Mr. Berry then recounted how the Daiquiri was the springboard of many classic variations found in the world of Tiki drinks and culture. He went through the evolution of Tiki, tracing the histories of the great restaurants of Donn the Beachcomber and Trader Vic Bergeron, and demonstrated and made two great Tiki drinks, the Don’s Special Daiquiri, and the Lychee Daiquiri, which the audience enjoyed.
Then, of course we moved to Cachaca, the so-called “Brazilian Rum,” and that classic drink, the Caipirinha, again touching on the “classic trinity” theme. Jon Arroyo explained the distillation processes of both rum and cachaca, the column still and pot still methods, and then discussed the origins and background of the Caipirinha, and served a delicious sample of the drink to the crowd.

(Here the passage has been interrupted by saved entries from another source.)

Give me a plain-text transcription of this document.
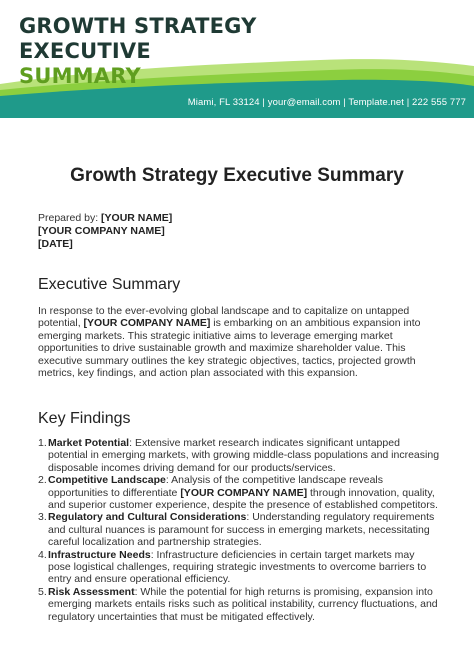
GROWTH STRATEGY
EXECUTIVE
SUMMARY
Miami, FL 33124 | your@email.com | Template.net | 222 555 777
Growth Strategy Executive Summary
Prepared by: [YOUR NAME]
[YOUR COMPANY NAME]
[DATE]
Executive Summary

In response to the ever-evolving global landscape and to capitalize on untapped potential, [YOUR COMPANY NAME] is embarking on an ambitious expansion into emerging markets. This strategic initiative aims to leverage emerging market opportunities to drive sustainable growth and maximize shareholder value. This executive summary outlines the key strategic objectives, tactics, projected growth metrics, key findings, and action plan associated with this expansion.

Key Findings
1. Market Potential: Extensive market research indicates significant untapped potential in emerging markets, with growing middle-class populations and increasing disposable incomes driving demand for our products/services.
2. Competitive Landscape: Analysis of the competitive landscape reveals opportunities to differentiate [YOUR COMPANY NAME] through innovation, quality, and superior customer experience, despite the presence of established competitors.
3. Regulatory and Cultural Considerations: Understanding regulatory requirements and cultural nuances is paramount for success in emerging markets, necessitating careful localization and partnership strategies.
4. Infrastructure Needs: Infrastructure deficiencies in certain target markets may pose logistical challenges, requiring strategic investments to overcome barriers to entry and ensure operational efficiency.
5. Risk Assessment: While the potential for high returns is promising, expansion into emerging markets entails risks such as political instability, currency fluctuations, and regulatory uncertainties that must be mitigated effectively.
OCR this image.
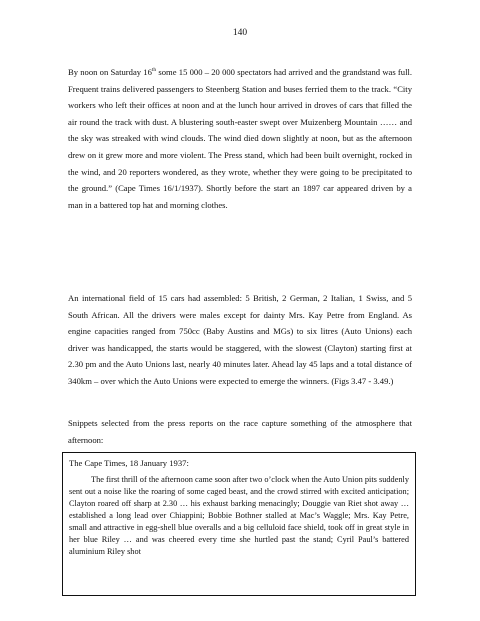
140

By noon on Saturday 16th some 15 000 – 20 000 spectators had arrived and the grandstand was full. Frequent trains delivered passengers to Steenberg Station and buses ferried them to the track. “City workers who left their offices at noon and at the lunch hour arrived in droves of cars that filled the air round the track with dust. A blustering south-easter swept over Muizenberg Mountain …… and the sky was streaked with wind clouds. The wind died down slightly at noon, but as the afternoon drew on it grew more and more violent. The Press stand, which had been built overnight, rocked in the wind, and 20 reporters wondered, as they wrote, whether they were going to be precipitated to the ground.” (Cape Times 16/1/1937). Shortly before the start an 1897 car appeared driven by a man in a battered top hat and morning clothes.

An international field of 15 cars had assembled: 5 British, 2 German, 2 Italian, 1 Swiss, and 5 South African. All the drivers were males except for dainty Mrs. Kay Petre from England. As engine capacities ranged from 750cc (Baby Austins and MGs) to six litres (Auto Unions) each driver was handicapped, the starts would be staggered, with the slowest (Clayton) starting first at 2.30 pm and the Auto Unions last, nearly 40 minutes later. Ahead lay 45 laps and a total distance of 340km – over which the Auto Unions were expected to emerge the winners. (Figs 3.47 - 3.49.)

Snippets selected from the press reports on the race capture something of the atmosphere that afternoon:

The Cape Times, 18 January 1937:

The first thrill of the afternoon came soon after two o’clock when the Auto Union pits suddenly sent out a noise like the roaring of some caged beast, and the crowd stirred with excited anticipation; Clayton roared off sharp at 2.30 … his exhaust barking menacingly; Douggie van Riet shot away … established a long lead over Chiappini; Bobbie Bothner stalled at Mac’s Waggle; Mrs. Kay Petre, small and attractive in egg-shell blue overalls and a big celluloid face shield, took off in great style in her blue Riley … and was cheered every time she hurtled past the stand; Cyril Paul’s battered aluminium Riley shot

Phil then closed the show with a discussion of the Bacardi Cocktail, yet another variation on the Daiquiri, and how the Bacardi Company used litigation in the 1930s to force bar and restaurant owners to use genuine Bacardi in their Bacardi Cocktails, lest it be a trademark violation to use another rum.

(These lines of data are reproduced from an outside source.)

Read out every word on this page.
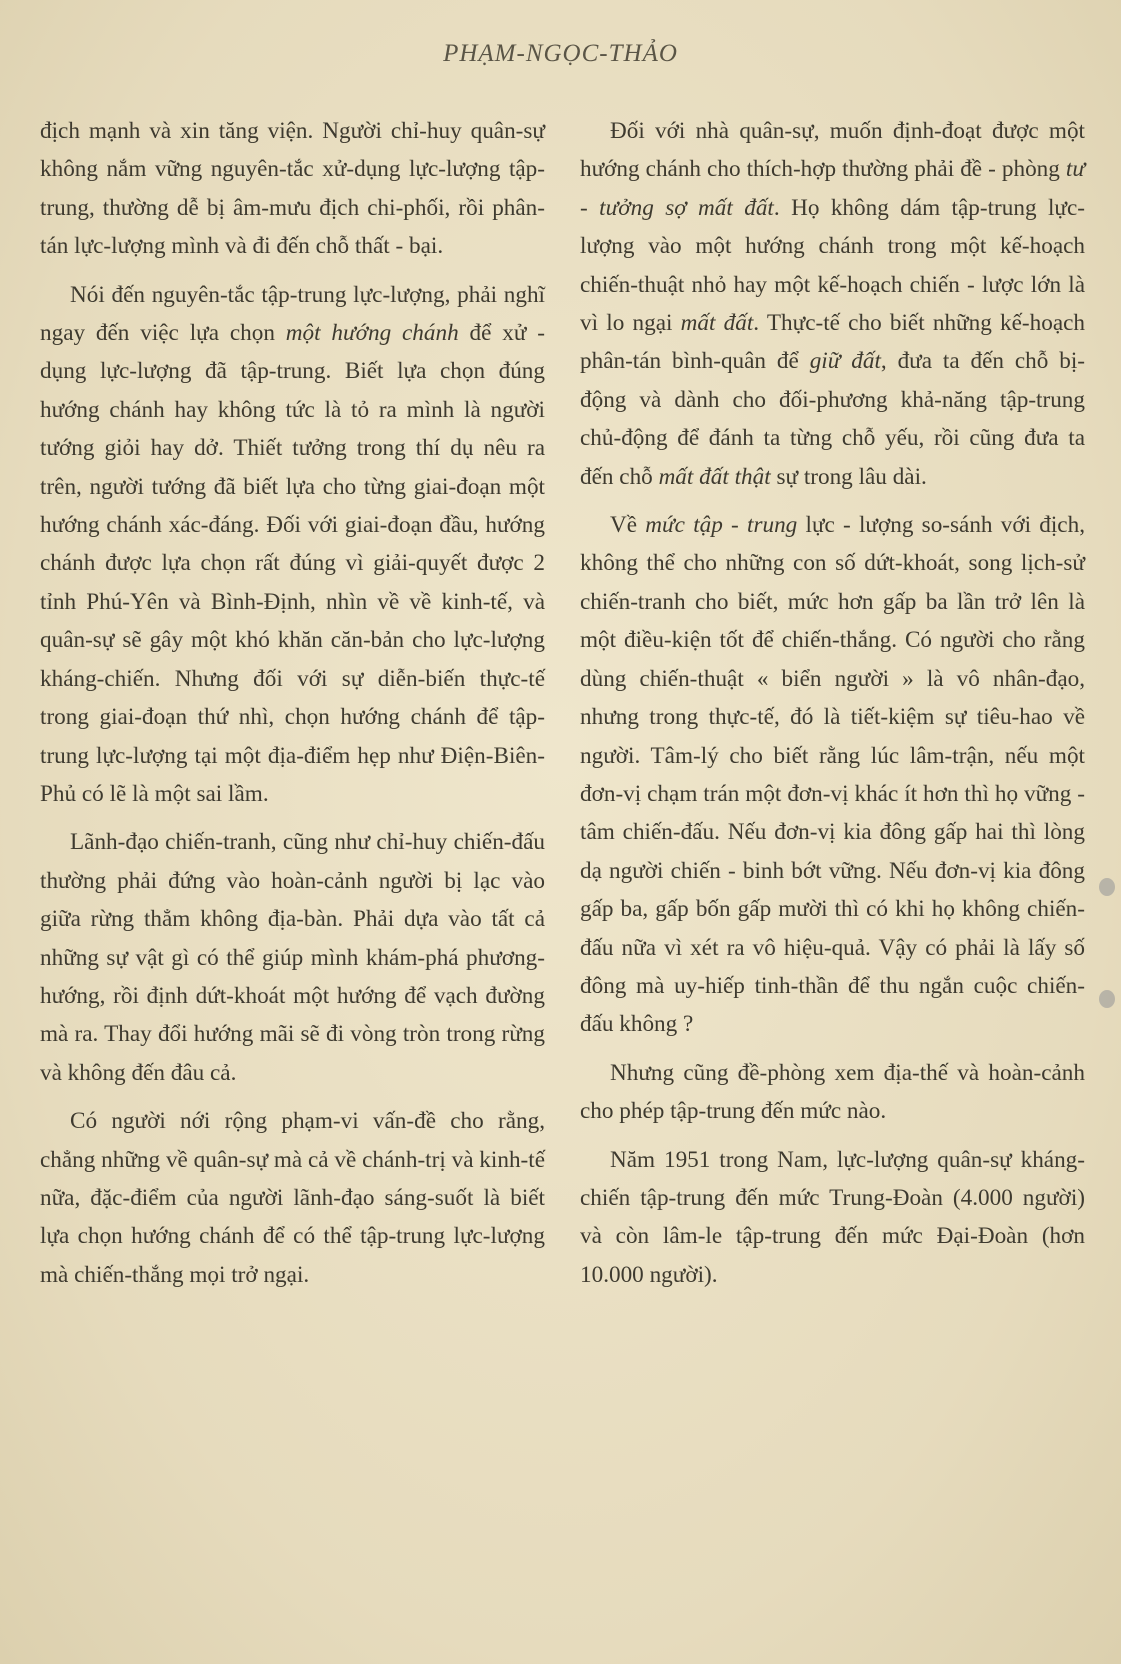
PHẠM-NGỌC-THẢO

địch mạnh và xin tăng viện. Người chỉ-huy quân-sự không nắm vững nguyên-tắc xử-dụng lực-lượng tập-trung, thường dễ bị âm-mưu địch chi-phối, rồi phân-tán lực-lượng mình và đi đến chỗ thất - bại.

Nói đến nguyên-tắc tập-trung lực-lượng, phải nghĩ ngay đến việc lựa chọn một hướng chánh để xử - dụng lực-lượng đã tập-trung. Biết lựa chọn đúng hướng chánh hay không tức là tỏ ra mình là người tướng giỏi hay dở. Thiết tưởng trong thí dụ nêu ra trên, người tướng đã biết lựa cho từng giai-đoạn một hướng chánh xác-đáng. Đối với giai-đoạn đầu, hướng chánh được lựa chọn rất đúng vì giải-quyết được 2 tỉnh Phú-Yên và Bình-Định, nhìn về về kinh-tế, và quân-sự sẽ gây một khó khăn căn-bản cho lực-lượng kháng-chiến. Nhưng đối với sự diễn-biến thực-tế trong giai-đoạn thứ nhì, chọn hướng chánh để tập-trung lực-lượng tại một địa-điểm hẹp như Điện-Biên-Phủ có lẽ là một sai lầm.

Lãnh-đạo chiến-tranh, cũng như chỉ-huy chiến-đấu thường phải đứng vào hoàn-cảnh người bị lạc vào giữa rừng thẳm không địa-bàn. Phải dựa vào tất cả những sự vật gì có thể giúp mình khám-phá phương-hướng, rồi định dứt-khoát một hướng để vạch đường mà ra. Thay đổi hướng mãi sẽ đi vòng tròn trong rừng và không đến đâu cả.

Có người nới rộng phạm-vi vấn-đề cho rằng, chẳng những về quân-sự mà cả về chánh-trị và kinh-tế nữa, đặc-điểm của người lãnh-đạo sáng-suốt là biết lựa chọn hướng chánh để có thể tập-trung lực-lượng mà chiến-thắng mọi trở ngại.

Đối với nhà quân-sự, muốn định-đoạt được một hướng chánh cho thích-hợp thường phải đề - phòng tư - tưởng sợ mất đất. Họ không dám tập-trung lực-lượng vào một hướng chánh trong một kế-hoạch chiến-thuật nhỏ hay một kế-hoạch chiến - lược lớn là vì lo ngại mất đất. Thực-tế cho biết những kế-hoạch phân-tán bình-quân để giữ đất, đưa ta đến chỗ bị-động và dành cho đối-phương khả-năng tập-trung chủ-động để đánh ta từng chỗ yếu, rồi cũng đưa ta đến chỗ mất đất thật sự trong lâu dài.

Về mức tập - trung lực - lượng so-sánh với địch, không thể cho những con số dứt-khoát, song lịch-sử chiến-tranh cho biết, mức hơn gấp ba lần trở lên là một điều-kiện tốt để chiến-thắng. Có người cho rằng dùng chiến-thuật « biển người » là vô nhân-đạo, nhưng trong thực-tế, đó là tiết-kiệm sự tiêu-hao về người. Tâm-lý cho biết rằng lúc lâm-trận, nếu một đơn-vị chạm trán một đơn-vị khác ít hơn thì họ vững - tâm chiến-đấu. Nếu đơn-vị kia đông gấp hai thì lòng dạ người chiến - binh bớt vững. Nếu đơn-vị kia đông gấp ba, gấp bốn gấp mười thì có khi họ không chiến-đấu nữa vì xét ra vô hiệu-quả. Vậy có phải là lấy số đông mà uy-hiếp tinh-thần để thu ngắn cuộc chiến-đấu không ?

Nhưng cũng đề-phòng xem địa-thế và hoàn-cảnh cho phép tập-trung đến mức nào.

Năm 1951 trong Nam, lực-lượng quân-sự kháng-chiến tập-trung đến mức Trung-Đoàn (4.000 người) và còn lâm-le tập-trung đến mức Đại-Đoàn (hơn 10.000 người).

We’re grateful to the Occidental Grill for their excellent hospitality, and look forward to more events at this beautiful and historic venue. Thanks especially to manager Lamont Profitt for hosting a great event. We’re also grateful to Mount Gay Rum, Depaz Rhum Agricole, Flor de Cana Rum, and The Perfect Puree of Napa Valley. The recipes for our event are as follows:
2 oz Depaz Rhum Agricole
Lime wedge (about ¼ of a lime)
¼ to ½ oz Depaz Cane Syrup
Build in glass, swizzle or stir with ice.
The Classic Daiquiri
1 ½ – 2 ounces Mount Gay Eclipse Silver Rum
¾ ounce fresh lime juice
1 teaspoon sugar, or ½ ounce sugar syrup
Shake well with ice, strain into chilled cocktail glass
The Papa Doble or Hemingway Daiquiri
3.75 oz white rum (Mount Gay or Flor de Cana are both excellent)
2 oz fresh lime juice
2 oz fresh grapefruit juice
6 drops maraschino
Fill a blender one-quarter full of ice, preferably shaved or cracked. Add the rum, lime juice, grapefruit juice, and the maraschino. Blend on high until the mixture turns cloudy and light colored, “like the sea where the wave falls away from the bow of a ship when she is doing thirty knots.”
Don’s Special Daiquiri
1/2 oz fresh lime juice
1/2 oz honey mix (1:1 honey & hot water)
1/2 oz ounces passion fruit syrup*
1/2 oz Mount Gay Eclipse Silver rum
1 oz Mount Gay Extra Old rum
Shake with ice cubes. Strain
(PASSION FRUIT SYRUP: Equal parts Perfect Puree Of Napa Valley Passion Fruit Puree and 1:1 simple syrup.)
The 1970s version of Don The Beachcomber’s 1934 Mona Daiquiri, which called for 30-year-old Myers’s Mona rum.
Lychee Nut Daiquiri
1 ounce fresh lime juice
1 ounce lychee nut puree (Perfect Puree Of Napa Valley)
1/2 ounces Maraschino liqueur
2 ounces Flor De Cana Dry white rum
Shake well with plenty of ice cubes. Strain
Adapted by Beachbum Berry from Trader Vic’s 1960s blender recipe.
2 oz Cabana Cachaca
1 lime, cut into 4-8 wedges
1-2 teaspoons sugar
Muddle sugar and lime in mixing glass, add Cabana Cachaca and ice, shake well, pour contents into chilled rocks glass. Enjoy!